Jules COIGNET (Paris, 1798 – Paris, 1860)
Tivoli, les cascatelles
Huile sur toile
33 x 41 cm
1822-1823
Oeuvres en rapport :
– Lithographie de Villeneuve, publiée en 1825 dans l’album Vues pittoresques d’Italie dessinées d’après nature, par J. Coignet (Paris, Sazerac & Duval), pour laquelle notre œuvre est préparatoire
– Tableau de même sujet exposé au Salon de 1824
Formé à l’école du paysage historique par un des maîtres du genre, Jean-Victor Bertin, Coignet commence très tôt, dès 1819, à travailler sur le motif, dans la nature, en particulier en forêt de Fontainebleau à Barbizon.
Rapidement, à l’occasion, selon plusieurs auteurs, d’un premier voyage en Italie en 1820, il s’émancipe du paysage historique pour peindre des paysages réels et non recomposés, en étant particulièrement sensible à la topographie et aux effets de lumière, et avec une facture moins académique. Il effectuera dès lors une importante carrière de paysagiste, exposant à presque chaque Salon à partir de 1824, et voyageant un peu partout en France, en Europe (Suisse, Allemagne) et même en Orient (Grèce, Turquie, Levant, Egypte).
Ses succès l’incitèrent à faire oeuvre de pédagogie avec Principes et études de paysages dessinés d’après nature publiés en 1831 et Cours complet de paysage en 1833, que ne manquèrent pas de suivre les nombreux élèves de son atelier, ouvert en 1830, ou de simples artistes amateurs.

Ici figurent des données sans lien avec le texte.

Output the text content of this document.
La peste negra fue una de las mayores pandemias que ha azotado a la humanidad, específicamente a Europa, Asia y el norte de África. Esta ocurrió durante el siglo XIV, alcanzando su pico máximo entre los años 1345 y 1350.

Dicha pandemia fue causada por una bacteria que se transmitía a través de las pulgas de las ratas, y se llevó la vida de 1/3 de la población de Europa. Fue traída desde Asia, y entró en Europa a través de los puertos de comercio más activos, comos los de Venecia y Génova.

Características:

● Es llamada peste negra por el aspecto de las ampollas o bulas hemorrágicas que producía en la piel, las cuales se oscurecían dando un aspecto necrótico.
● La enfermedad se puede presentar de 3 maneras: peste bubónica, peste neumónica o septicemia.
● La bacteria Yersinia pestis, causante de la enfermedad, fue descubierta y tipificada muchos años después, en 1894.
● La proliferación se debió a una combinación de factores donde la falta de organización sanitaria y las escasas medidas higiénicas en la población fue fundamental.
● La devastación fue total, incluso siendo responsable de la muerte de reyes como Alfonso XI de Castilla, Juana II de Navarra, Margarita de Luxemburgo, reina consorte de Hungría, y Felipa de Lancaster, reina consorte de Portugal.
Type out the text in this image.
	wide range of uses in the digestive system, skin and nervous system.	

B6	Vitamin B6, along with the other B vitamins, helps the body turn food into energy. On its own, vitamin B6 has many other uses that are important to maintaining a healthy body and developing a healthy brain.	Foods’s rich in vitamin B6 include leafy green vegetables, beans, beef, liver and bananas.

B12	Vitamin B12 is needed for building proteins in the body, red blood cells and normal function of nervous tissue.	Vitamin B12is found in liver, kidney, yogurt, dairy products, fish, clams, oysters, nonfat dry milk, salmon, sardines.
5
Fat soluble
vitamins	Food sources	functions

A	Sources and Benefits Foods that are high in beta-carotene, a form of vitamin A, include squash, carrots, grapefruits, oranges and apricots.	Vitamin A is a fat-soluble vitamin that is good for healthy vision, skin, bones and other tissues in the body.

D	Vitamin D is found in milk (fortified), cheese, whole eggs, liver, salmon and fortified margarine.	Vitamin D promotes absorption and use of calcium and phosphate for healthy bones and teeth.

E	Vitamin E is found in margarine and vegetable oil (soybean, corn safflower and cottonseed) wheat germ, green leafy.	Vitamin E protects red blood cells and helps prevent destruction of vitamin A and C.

Si certaines œuvres datées attestent que Coignet se trouve en Italie en 1826 et 1827 (il y retournera par ailleurs entre 1840 et 1843), la chronologie du premier séjour demeure incertaine ; sa participation au concours du Grand Prix de Rome de paysage historique en 1821, ainsi que celle au Salon de 1824, sembleraient indiquer des interruptions durant ce séjour. D’autres œuvres datées permettent bien d’affirmer sa présence en Italie (ainsi qu’en Suisse et dans le Dauphiné) au moins en 1822 et 1823, ce que confirment les sujets de ses tableaux présentés au Salon de 1824 ; plus particulièrement, il y expose sous le numéro 341 une Vue des cascatelles de Tivoli, dont la composition a toutes les chances d’être identique à notre peinture, mais de dimensions un peu plus importantes.